The last time I was in Chicago was over 15 years ago when I sent 5 days in Cellular One (The brand was sold to Trilogy Partners by AT&T in 2008 shortly after AT&T had completed its acquisition of Dobson Communications). I was there to kick off a project to build them a data warehouse and to build their first customer churn predictive model. I stayed in a hotel across the road from their office which was famous because a certain person had stayed in it why one the run. Unfortunately I didn't get time to visit downtown Chicago.

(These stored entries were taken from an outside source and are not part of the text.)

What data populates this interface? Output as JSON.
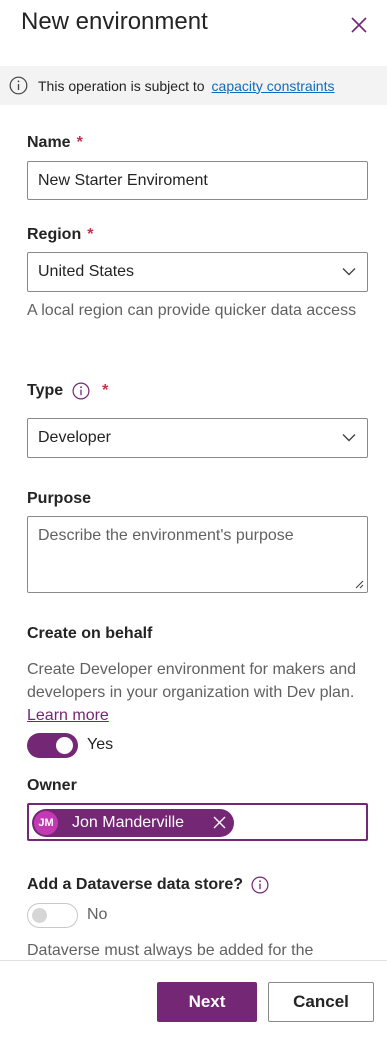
{
  "panel": {
    "title": "New environment"
  },
  "banner": {
    "text": "This operation is subject to",
    "link": "capacity constraints"
  },
  "name_field": {
    "label": "Name",
    "required_mark": "*",
    "value": "New  Starter Enviroment"
  },
  "region_field": {
    "label": "Region",
    "required_mark": "*",
    "value": "United States",
    "hint": "A local region can provide quicker data access"
  },
  "type_field": {
    "label": "Type",
    "required_mark": "*",
    "value": "Developer"
  },
  "purpose_field": {
    "label": "Purpose",
    "placeholder": "Describe the environment's purpose"
  },
  "create_on_behalf": {
    "label": "Create on behalf",
    "description": "Create Developer environment for makers and developers in your organization with Dev plan.",
    "link": "Learn more",
    "toggle_on": true,
    "toggle_label": "Yes"
  },
  "owner": {
    "label": "Owner",
    "initials": "JM",
    "name": "Jon Manderville"
  },
  "dataverse": {
    "label": "Add a Dataverse data store?",
    "toggle_on": false,
    "toggle_label": "No",
    "note": "Dataverse must always be added for the"
  },
  "footer": {
    "next": "Next",
    "cancel": "Cancel"
  },
  "colors": {
    "accent": "#742774",
    "required": "#c4314b",
    "link": "#0f6cbd"
  }
}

Wednesday, December 2, 2015

OUG Ireland 2015 : Call for Papers

We finally have confirmed dates for the OUG Ireland Annual Conference. It will be on the 3rd & 4th March, 2016.

In 2016 we are expanding the conference and marking it a 2 day conference. Over the past few years some of the feedback from delegates has been, can we have more sessions and add a second day. So we have listened and will now have a 2 day conference on 3rd & 4th March, 2016.

We also have a new venue too. The 2016 conference will be held in the Gresham Hotel, on O'Connell Street in central Dublin. It is so close to lots of the tourist attractions, lots of hotels and lots of entertainment.

The call for papers is now open and we are looking for presentations for the typical Business Analytics/Big Data, Hardcore DBA, Development, Cloud and Applications.

Do you have a story to share? Have you discovered something recently? Have you used a new product? Is there anything about some part of an Oracle Product you would like to share?

If so then click on the image below to go to the Submissions Website and get submitting. Closing date for submissions is 9am on 4th January.


Hopefully I'll see you in Dublin in March.